All a bit of a merry go round, really. But proper resourcing, and proper "priority" assigned to teaching within the University's activities, is the key. But that is a top-of-the-Faculty, or even top-of-the-University thing. The local person organising the curriculum will usually be trying their best under sub-optimal conditions. Come to think of it that sounds like the NHS...

Hospital Wallpaper said...

On the positive side, you develop an encyclopaedic knowledge of the transport links to hospitals, their individual parking charges, and how to operate the photocopier in up too 17 different hospitals across 6 health boards

And even better work out where you DON'T want to end up as an F1/2.

The Little Medic said...

dr dyb - 3 of the hospitals do rotate to other various places but my hospital doesn't really. I think that is because it is already 40 miles away from the university. If you get sent there you're not really 'at' your university anymore because apart from exams you never have anything to do with it really. My decision to live where my univeristy is and commute to my hospital means that I earn plenty of petrol points (I prefer nectar myself) and I have an encyclopaedic knowledge of every petrol station on my 40 mile route from price to the names of the staff!

Kelly said...

Seems crazy to prevent one surgeon from organising informal teaching sessions. It's akin to telling keen students to stop being pro-active and seeking extra teaching. I could understand it better if it was formal stuff that the university paid extra for but if they are only paying the hospital in question the SIFT money same as the others then why on earth are they grizzling? I'd have thought they would have been better off trying to encourage other hospitals (doctors and students) to set up similar informal schemes...

PhD scientist said...

kelly, the hospital in question is, I am pretty sure, an "academic base centre" for the students - i.e. w. "student learning centre" and students based there for all of yrs 3-5 - thus what goes on there will always look (and be interpreted by the students) as if it is officially sanctioned, or at least condoned.

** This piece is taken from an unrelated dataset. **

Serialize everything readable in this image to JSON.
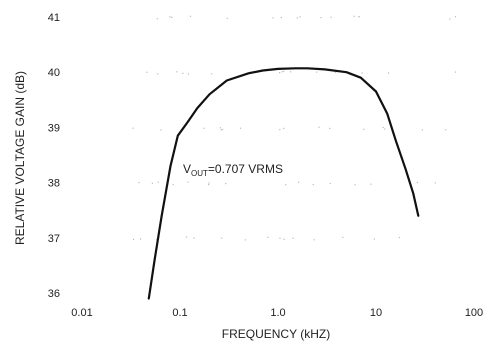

"Seems crazy to prevent one surgeon from organising informal teaching sessions. It's akin to telling keen students to stop being pro-active and seeking extra teaching."

Well in principle I agree 100%... but I come back to the fact that this kind of mindset in Univs is a direct response to student complaints about "lack of parity" and even lawsuits - see my first post on the thread. Students can, and do, regularly try to get fail grades rescinded on the grounds that "my tutor this semester was no good and that other group's tutor told them lots more stuff."

This is the current reality, I'm afraid, and with this as the norm Univs will inevitably be practising "defensive management" of the kind LM describes.

Anyway, I don't think students (collectively) can escape a large chunk of responsibility for the current state of affairs. But I agree that the end result (telling someone who wants to give instruction and teaching not to) is tragic.